De waterbeheerder in en in de directe omgeving van het plangebied is het Hoogheemraadschap Hollands Noorderkwartier (HHNK). Op 03 november 2015 is door het HHNK nieuw beleid vastgesteld in de vorm van het Waterprogramma. Hierin zijn de beleidsdoelen en uitgangspunten voor de periode van 2016 - 2021 beschreven met de programmering en uitvoering van het waterbeheer. Dit is nodig om het beheersgebied klimaatbestendig te maken, gericht op de thema’s waterveiligheid, wateroverlast, watertekort, schoon en gezond water en crisisbeheersing. Daarnaast beschikt het HHNK over een verordening: de Keur 2009. Hierin staan de geboden en verboden die betrekking hebben op watergangen en –keringen.
Waterparagraaf
Watersysteem
Het plangebied ligt in de polder Geestmerambacht, in peilgebied 03752-12, met een streefpeil van NAP -2,15 m. Het gebied watert af middels een stelsel van poldersloten (hoofdwaterlopen) naar het gemaal Geestmerambacht. Daar wordt het water via dit gemaal op de Schermerboezem uitgeslagen.
Waterkwantiteit
Met voorliggend bestemmingsplan wordt alleen een bestemmingswijziging mogelijk gemaakt. De realisatie van het plan heeft geen toename van verhard oppervlak tot gevolg, welke van invloed kunnen zijn op de waterhuishouding.
Riolering
De woning is aangesloten op het nabij gelegen gescheiden rioleringsstelsel.
Conclusie
Het plan heeft geen invloed op waterhouding ter plaatse. Het bestemmingsplan is daarmee op dit gebied uitvoerbaar.

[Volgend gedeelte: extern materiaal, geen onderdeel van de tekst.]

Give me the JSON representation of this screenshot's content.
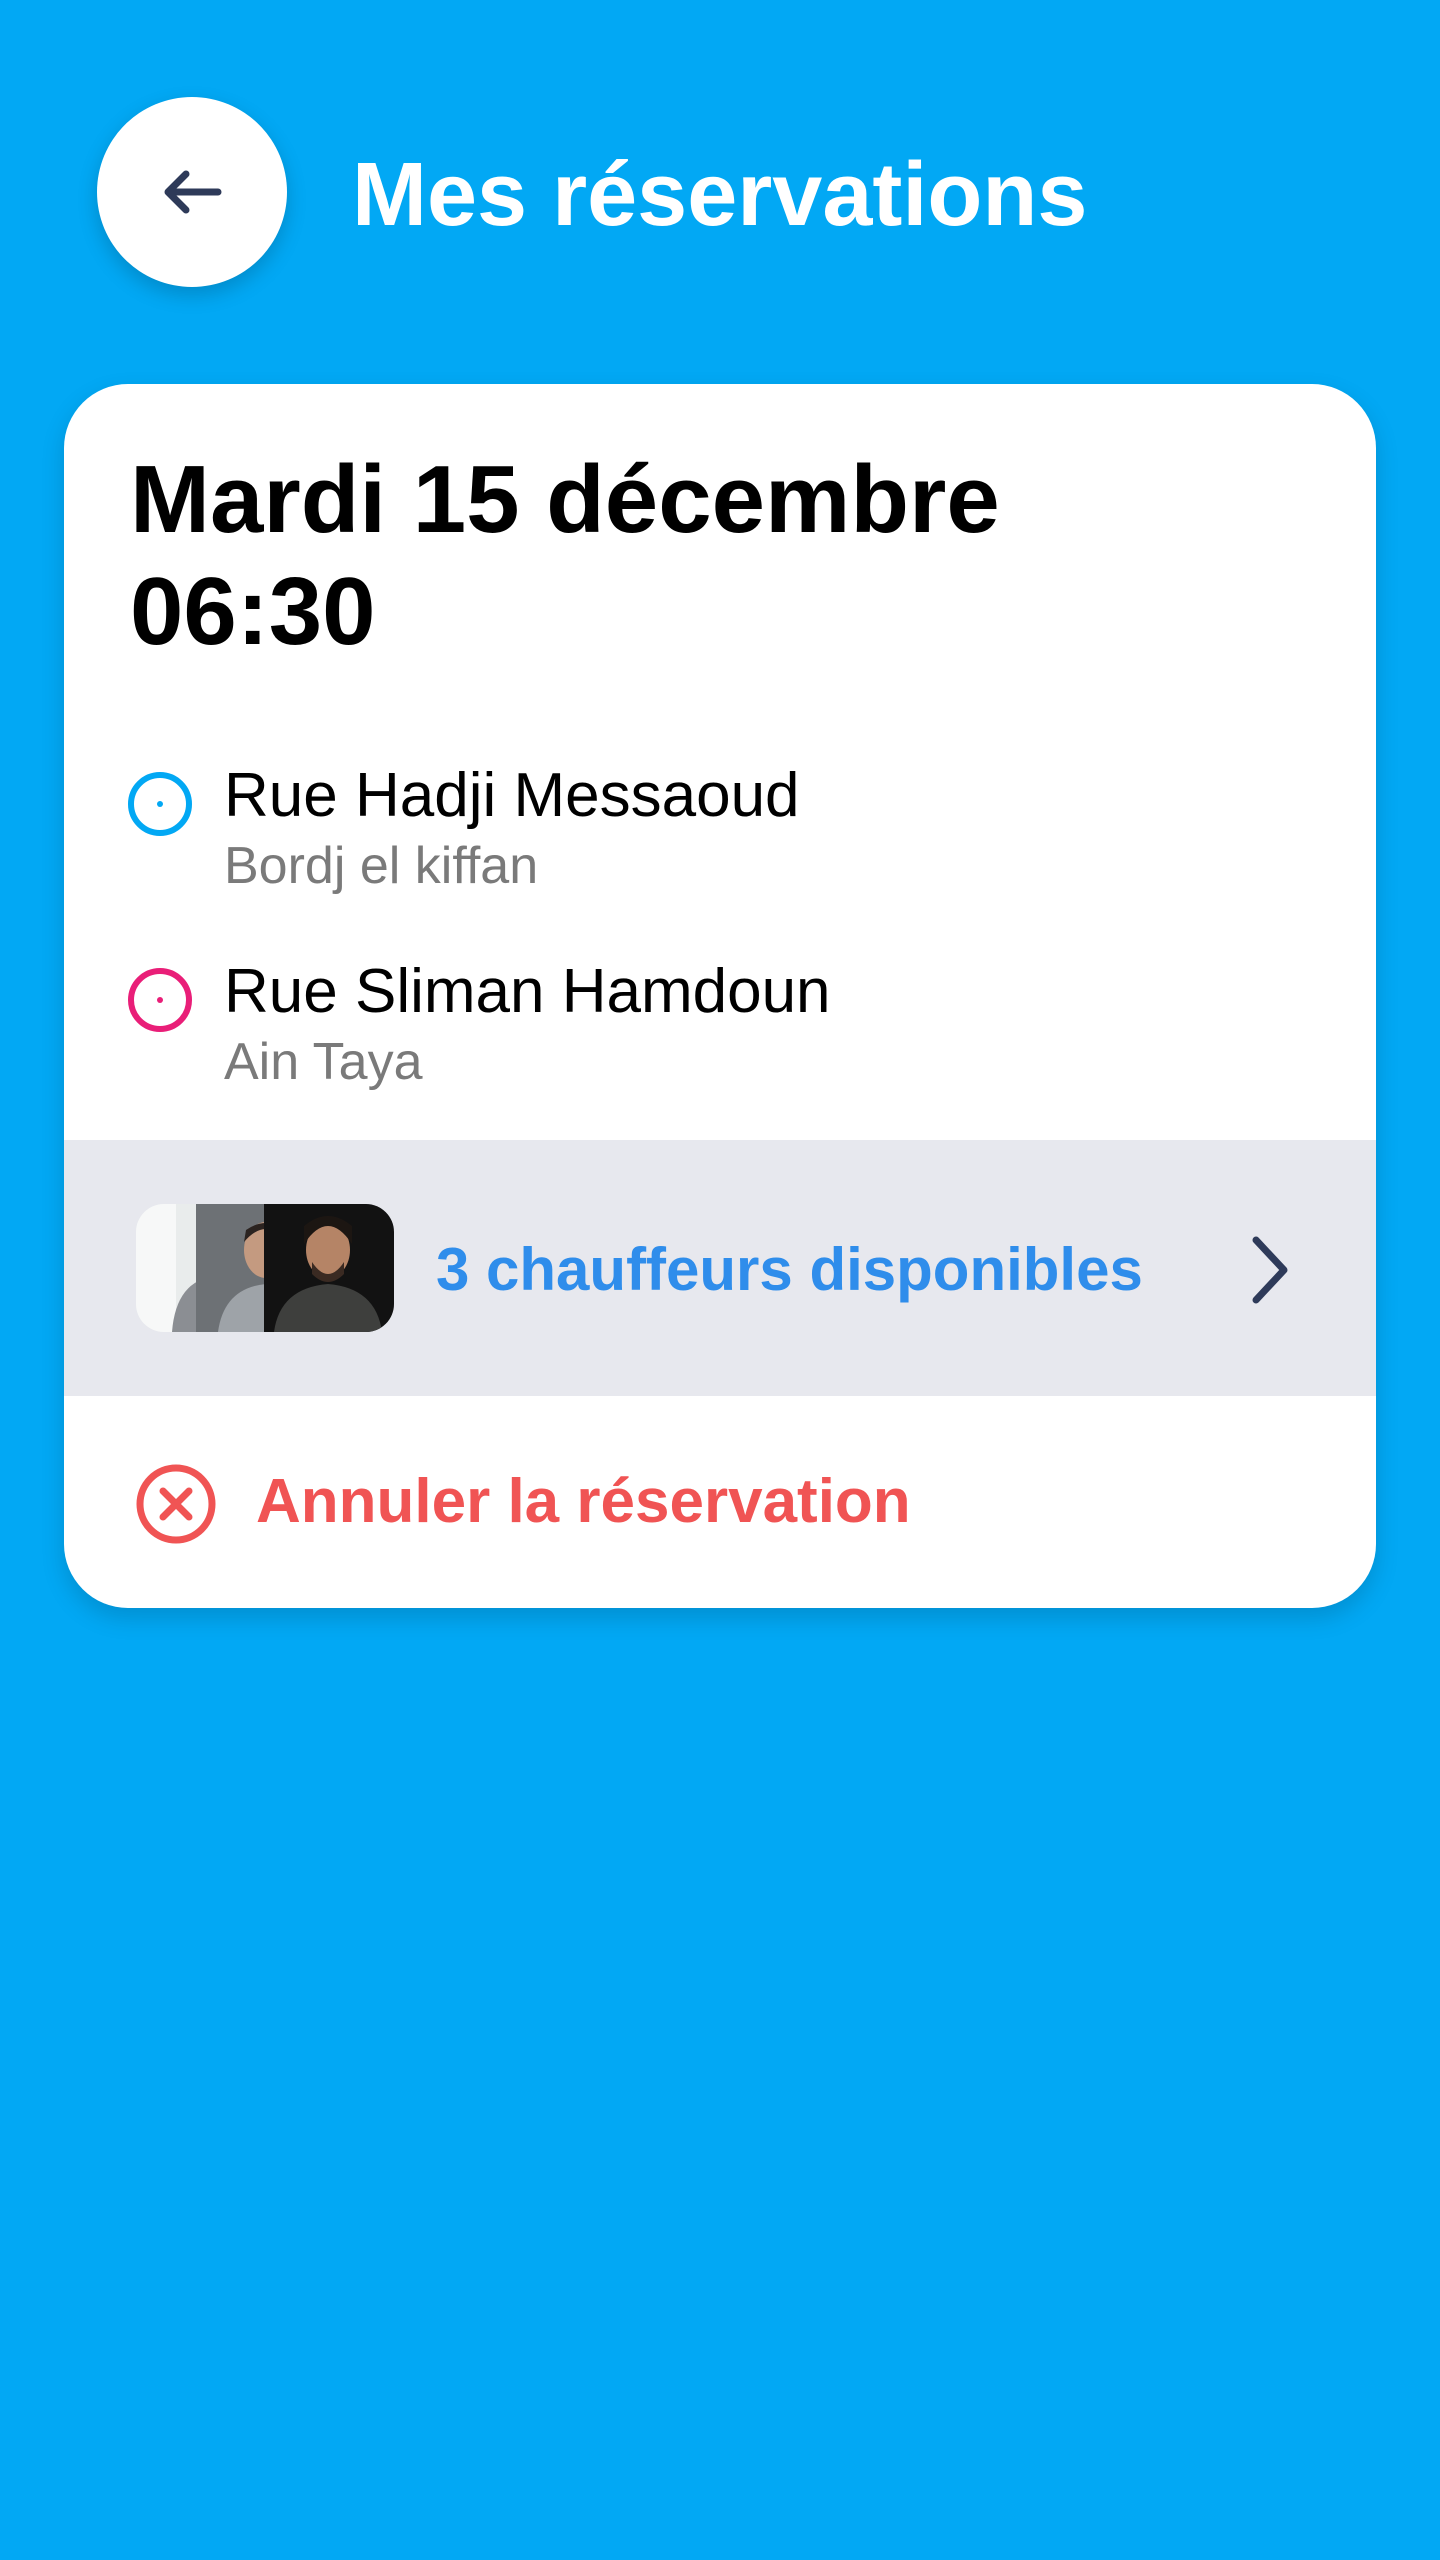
{
  "header": {
    "title": "Mes réservations",
    "back_icon": "arrow-left-icon"
  },
  "booking": {
    "date": "Mardi 15 décembre",
    "time": "06:30",
    "pickup": {
      "street": "Rue Hadji Messaoud",
      "city": "Bordj el kiffan",
      "color": "#02A8F4"
    },
    "dropoff": {
      "street": "Rue Sliman Hamdoun",
      "city": "Ain Taya",
      "color": "#E91E78"
    },
    "drivers": {
      "label": "3 chauffeurs disponibles",
      "count": 3,
      "color": "#2F8DEB"
    },
    "cancel": {
      "label": "Annuler la réservation",
      "color": "#F05454"
    }
  },
  "colors": {
    "background": "#02A8F4",
    "card": "#FFFFFF",
    "drivers_row": "#E7E8EE",
    "icon_dark": "#2E3A59"
  }
}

In hoofdstuk 5 van de Wet milieubeheer (Wm) zijn de grenswaarden op het gebied van de luchtkwaliteit vastgelegd. Daarbij zijn in de ruimtelijke ordeningspraktijk vooral de grenswaarden voor stikstofdioxide (NO2), fijn stof (PM10) en zeer fijn stof (PM2,5) van belang. Grenswaarden ten aanzien van de jaargemiddelde concentratie betreffen 40 µg/m3 voor zowel NO2 als PM10 en 25 µg/m3 voor PM2,5. Projecten met een invloed van 'niet in betekende mate' (nibm) op de luchtkwaliteit zijn verder vrijgesteld van toetsing aan de grenswaarden. Op grond van de Regeling niet in betekenende mate bijdragen (luchtkwaliteitseisen) zijn (onder andere) de volgende projecten vrijgesteld van toetsing:
Toetsing
Het planvoornemen leidt niet tot de toevoeging van een woning. De bestaande bedrijfswoning wordt enkel omgezet tot burgerwoning. Hiermee valt het plan in de bovenstaande eerstgenoemde vrijstellingscategorie.
Conclusie
Er is geen sprake van een dusdanig aantal extra verkeersbewegingen waarbij de luchtkwaliteit in het geding zou zijn. Het voornemen wordt beschouwd als een nibm-plan.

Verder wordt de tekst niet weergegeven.